There were nearly 43,000 hospital operations to remove teeth in children and teenagers last year - equating to 170 a day, the latest figures show.
The Local Government Association (LGA) said the alarming figures - up by nearly a fifth in the past four years - are likely to reflect young people's excessive consumption of sugary food and drink, as well as poor oral hygiene.
Its analysis of NHS spending data shows there were 42,911 extractions of multiple teeth in under-18s in England in 2016/17 at a cost of £36.2 million.
This amounts to a 17% increase on the 36,833 in 2012/13, with the total cost to the NHS for these operations since 2012 reaching £165 million.
Tooth extraction has to be carried out in a hospital rather than at a dentist when the severity of the tooth decay means that it has to be undertaken under general anaesthetic.
The LGA, which represents 370 councils in England and Wales, said further action is needed to tackle the amount of sugar that is being consumed and has long called for measures such as reducing the amount in soft drinks and introducing teaspoon labelling on food packaging.
It is also calling for councils to have a say in deciding where the revenue from the soft drinks levy, which will create an additional charge for drinks manufacturers whose products exceed around 5% sugar content when it is introduced in April, is spent.

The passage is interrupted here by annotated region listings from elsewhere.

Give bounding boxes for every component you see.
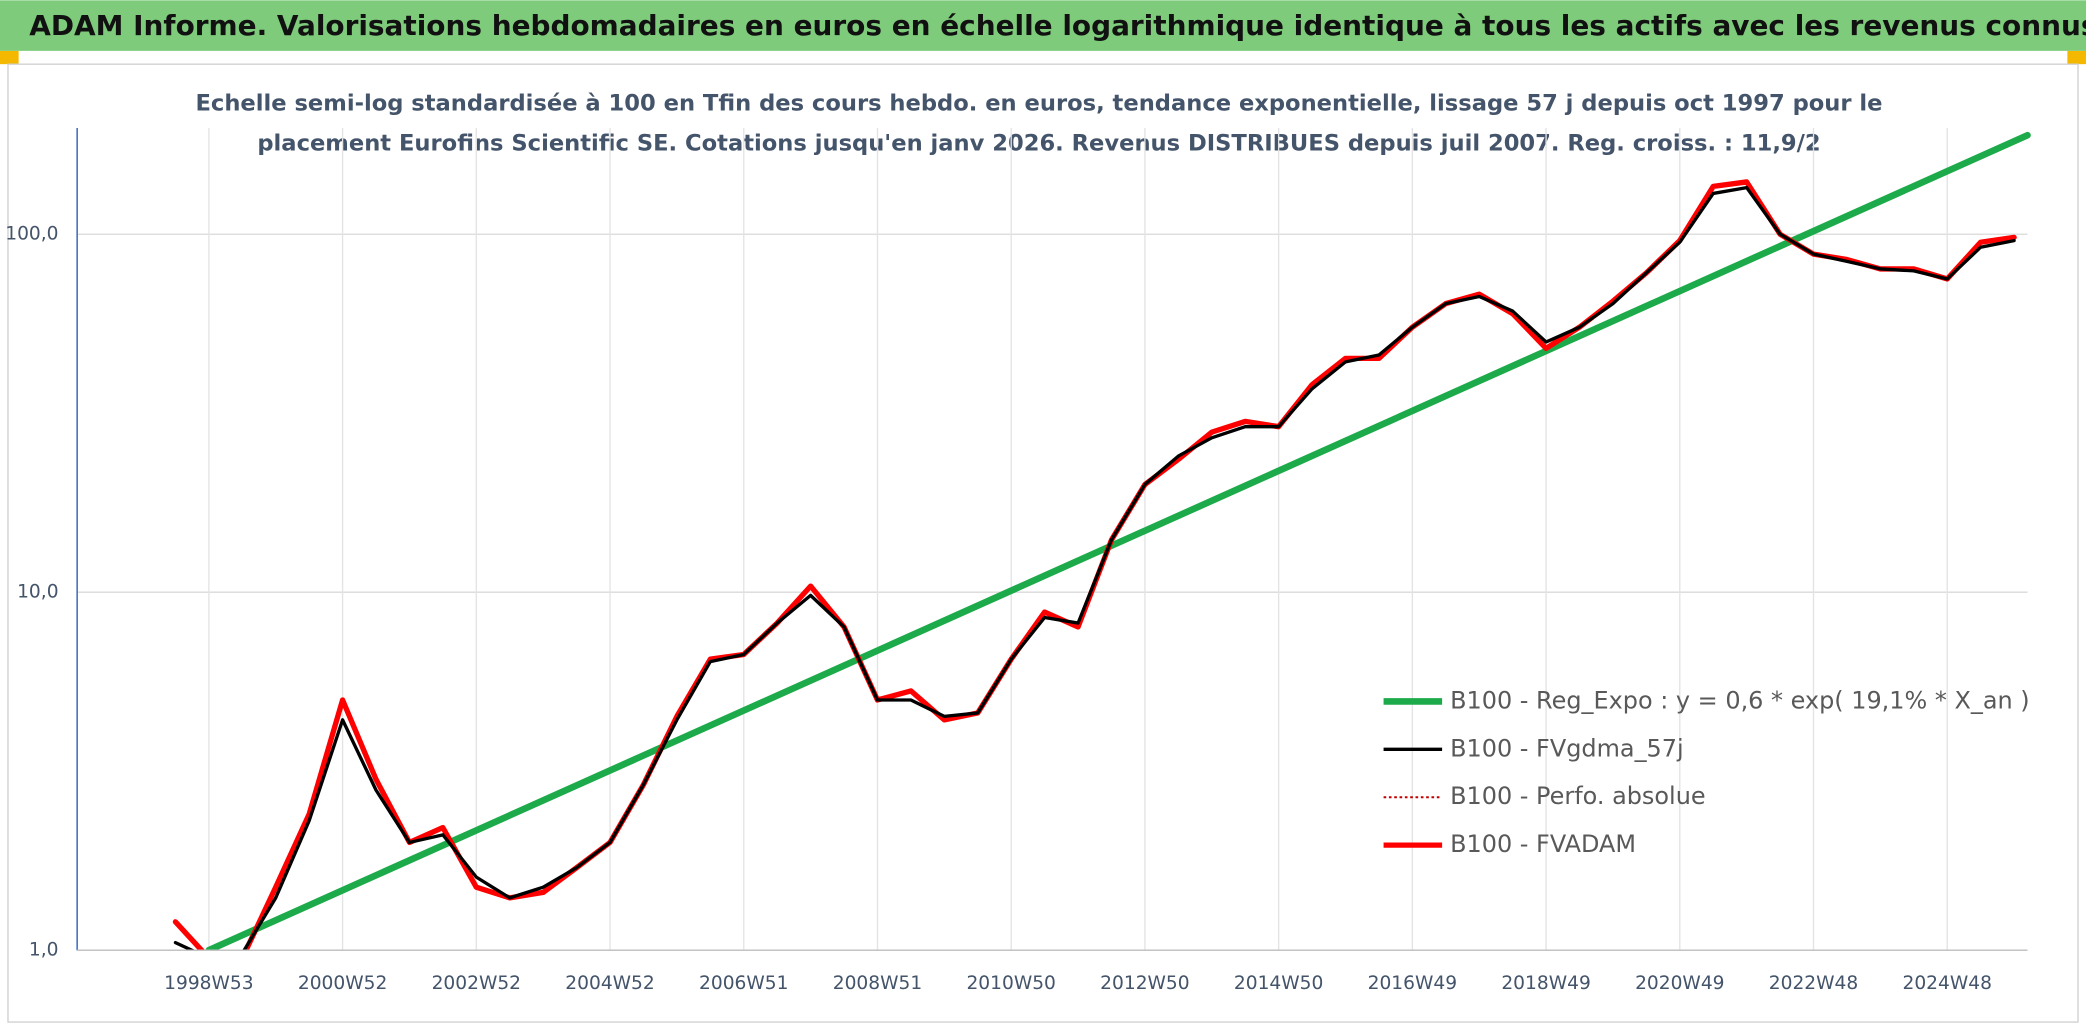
x-tick-label: 2012W50 [1100,973,1189,994]
legend-label: B100 - FVADAM [1450,830,1636,858]
x-tick-label: 2010W50 [966,973,1055,994]
plot-area [172,131,2031,951]
legend-label: B100 - FVgdma_57j [1450,734,1684,762]
y-tick-label: 1,0 [29,940,59,961]
x-tick-label: 2020W49 [1635,973,1724,994]
x-tick-label: 2002W52 [432,973,521,994]
x-tick-label: 2018W49 [1501,973,1590,994]
grid [77,128,2028,951]
x-tick-label: 1998W53 [164,973,253,994]
x-tick-label: 2000W52 [298,973,387,994]
x-tick-label: 2004W52 [565,973,654,994]
chart-title: placement Eurofins Scientific SE. Cotati… [257,131,1820,157]
y-tick-label: 100,0 [5,224,58,245]
x-tick-label: 2016W49 [1368,973,1457,994]
chart-frame [7,63,2079,1023]
chart-title: Echelle semi-log standardisée à 100 en T… [195,91,1882,117]
header-band [0,0,2086,51]
x-tick-label: 2022W48 [1769,973,1858,994]
x-tick-label: 2006W51 [699,973,788,994]
legend: B100 - Reg_Expo : y = 0,6 * exp( 19,1% *… [1383,686,2030,858]
x-tick-label: 2014W50 [1234,973,1323,994]
axes: 1,0 10,0 100,0 1998W53 2000W52 2002W52 2004W52… [5,128,2028,994]
series-line [173,185,2016,951]
y-tick-label: 10,0 [17,582,58,603]
corner [0,50,19,65]
page-title: ADAM Informe. Valorisations hebdomadaire… [29,9,2086,42]
x-tick-label: 2024W48 [1903,973,1992,994]
series-line [205,131,2031,951]
legend-label: B100 - Reg_Expo : y = 0,6 * exp( 19,1% *… [1450,686,2030,714]
corner [2067,50,2086,65]
x-tick-label: 2008W51 [833,973,922,994]
legend-label: B100 - Perfo. absolue [1450,782,1706,810]
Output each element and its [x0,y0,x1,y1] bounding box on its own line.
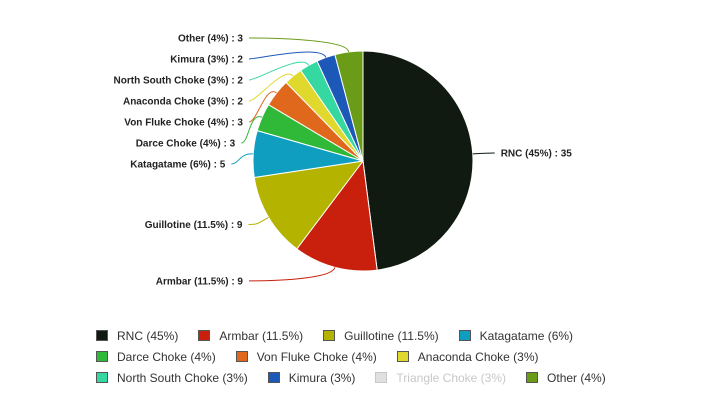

Councillor Izzi Seccombe, chairwoman of the LGA's Community Wellbeing Board, said: "These figures, which have risen sharply, show that we have an oral health crisis and highlight the damage that excessive sugar intake is doing to young people's teeth.
"The fact that, due to the severity of the decay, 170 operations a day to remove teeth in children and teenagers have to be done in a hospital is alarming and also adds to current pressures on the NHS.
"This concerning trend shows there is an urgent need to introduce measures to curb our sugar addiction which is causing children's teeth to rot.
"Untreated dental care remains one of the most prevalent diseases affecting children and young people's ability to speak, eat, play and socialise.
"These figures also highlight how regular check-ups at a dentist can help prevent tooth decay and the need for hospital treatment."
The British Dental Association (BDA) condemned health ministers over the figures and said England is receiving a second-class service as, unlike Wales and Scotland, it has no dedicated national child oral health programme.
Chairman Mick Armstrong said: "These statistics are a badge of dishonour for health ministers, who have failed to confront a wholly preventable disease.
"Tooth decay is the number one reason for child hospital admissions, but communities across England have been left hamstrung without resources or leadership.
"This short-sightedness means just a few thousand children stand to benefit from policies that need to be reaching millions."
Professor Russell Viner, officer for health promotion at the Royal College of Paediatrics and Child Health, said: "Having a tooth extracted is very serious.
"There's the operation itself to consider, the aesthetic along with its associated risks as well as the anxiety operations cause children and their families.
"As many of these operations are due to the food and drink children consume, they are completely preventable and pose an unnecessary financial burden on our overstretched NHS.
"At a time when we are faced with reports of chronic bed shortages and cancelled operations, these latest startling statistics should act as a wake-up call to policy makers and act as the catalyst for change."
An NHS England spokeswoman said: "NHS dental care for children is free, and tooth decay is preventable, but eating sugary food and drinks is driving this unfortunate and unnecessary epidemic of extractions.
"NHS England is working with the dental profession, local authorities and health providers and has developed Starting Well - a campaign targeted at high-need communities to help children under five see their dentist earlier and improve their dental health."